Były Live, Wytwórnia, second-hand, wreszcie od października 2015 roku Life House. Drewniany budynek przy skrzyżowaniu ulic Rejtana i Lwowskiej co chwila zmieniał najemców. Właścicielem gruntu jest miasto, które dzierżawi teren przedsiębiorcom. Okazuje się jednak, że drewniany budynek niebawem zniknie z rozrywkowej mapy Rzeszowa. Powód? Jest nieestetyczny.
Zdaniem prezydenta Tadeusza Ferenca, drewniany obiekt, który przypomina stodołę nie powinien stać w takim miejscu, bo szpeci miasto.

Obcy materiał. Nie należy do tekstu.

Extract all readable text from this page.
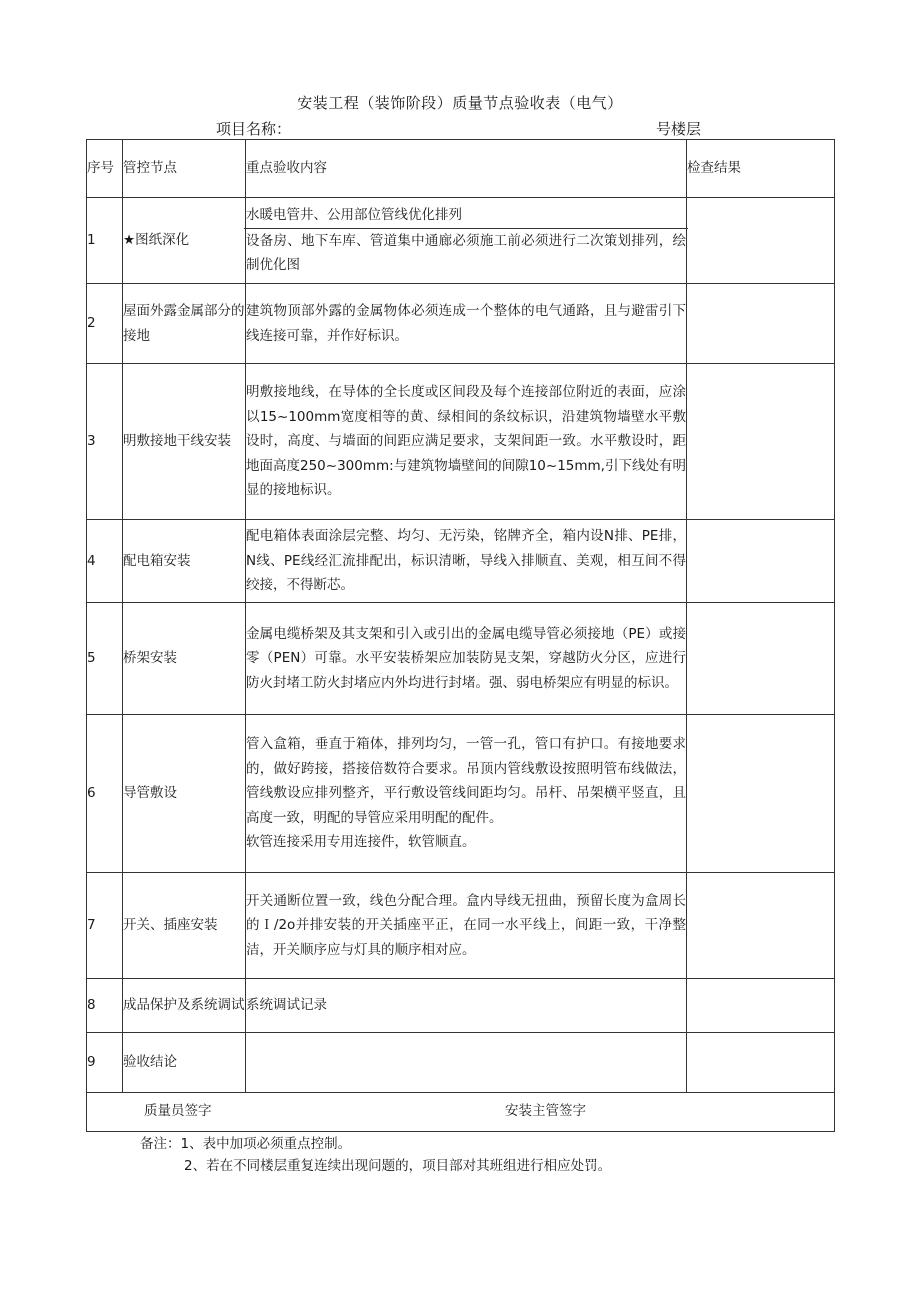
安装工程（装饰阶段）质量节点验收表（电气）
项目名称：	号楼层
序号	管控节点	重点验收内容	检查结果
1	★图纸深化	水暖电管井、公用部位管线优化排列
设备房、地下车库、管道集中通廊必须施工前必须进行二次策划排列，绘制优化图	

2	屋面外露金属部分的接地	建筑物顶部外露的金属物体必须连成一个整体的电气通路，且与避雷引下线连接可靠，并作好标识。	
3	明敷接地干线安装	明敷接地线，在导体的全长度或区间段及每个连接部位附近的表面，应涂以15~100mm宽度相等的黄、绿相间的条纹标识，沿建筑物墙壁水平敷设时，高度、与墙面的间距应满足要求，支架间距一致。水平敷设时，距地面高度250~300mm:与建筑物墙壁间的间隙10~15mm,引下线处有明显的接地标识。	
4	配电箱安装	配电箱体表面涂层完整、均匀、无污染，铭牌齐全，箱内设N排、PE排，N线、PE线经汇流排配出，标识清晰，导线入排顺直、美观，相互间不得绞接，不得断芯。	
5	桥架安装	金属电缆桥架及其支架和引入或引出的金属电缆导管必须接地（PE）或接零（PEN）可靠。水平安装桥架应加装防晃支架，穿越防火分区，应进行防火封堵工防火封堵应内外均进行封堵。强、弱电桥架应有明显的标识。	
6	导管敷设	管入盒箱，垂直于箱体，排列均匀，一管一孔，管口有护口。有接地要求的，做好跨接，搭接倍数符合要求。吊顶内管线敷设按照明管布线做法，管线敷设应排列整齐，平行敷设管线间距均匀。吊杆、吊架横平竖直，且高度一致，明配的导管应采用明配的配件。
软管连接采用专用连接件，软管顺直。	

7	开关、插座安装	开关通断位置一致，线色分配合理。盒内导线无扭曲，预留长度为盒周长的Ｉ/2o并排安装的开关插座平正，在同一水平线上，间距一致，干净整洁，开关顺序应与灯具的顺序相对应。	
8	成品保护及系统调试	系统调试记录	
9	验收结论		

质量员签字 安装主管签字			
备注：1、表中加项必须重点控制。
2、若在不同楼层重复连续出现问题的，项目部对其班组进行相应处罚。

Na działce powinno wyrosnąć coś nowoczesnego i ładnego, co wpisuje się w architekturę miasta.
Niebawem mija termin umowy dzierżawy gruntu, na którym znajduje się klub. Właściciel próbuje przekonać Ratusz, by do wyburzenia nie doszło. W zamian proponuje przebudowę obiektu. Do prezydenta trafiło pismo, którego treść można przeczytać na profilu FB klubu:
"Szanowni Państwo,
Trzymajcie za nas kciuki.
Miejmy nadzieję, że Prezydent Rzeszowa podejmie właściwe dla kultury decyzje.
Przyda nam się Wasza pomoc i wsparcie.
Już wkrótce na naszym profilu pokażemy filmy z udziałem artystów występujących w Life House - oni też są z nami" - czytamy na FB Life House.
Czas pokaże, czy pomysł spodoba się Tadeuszowi Ferencowi.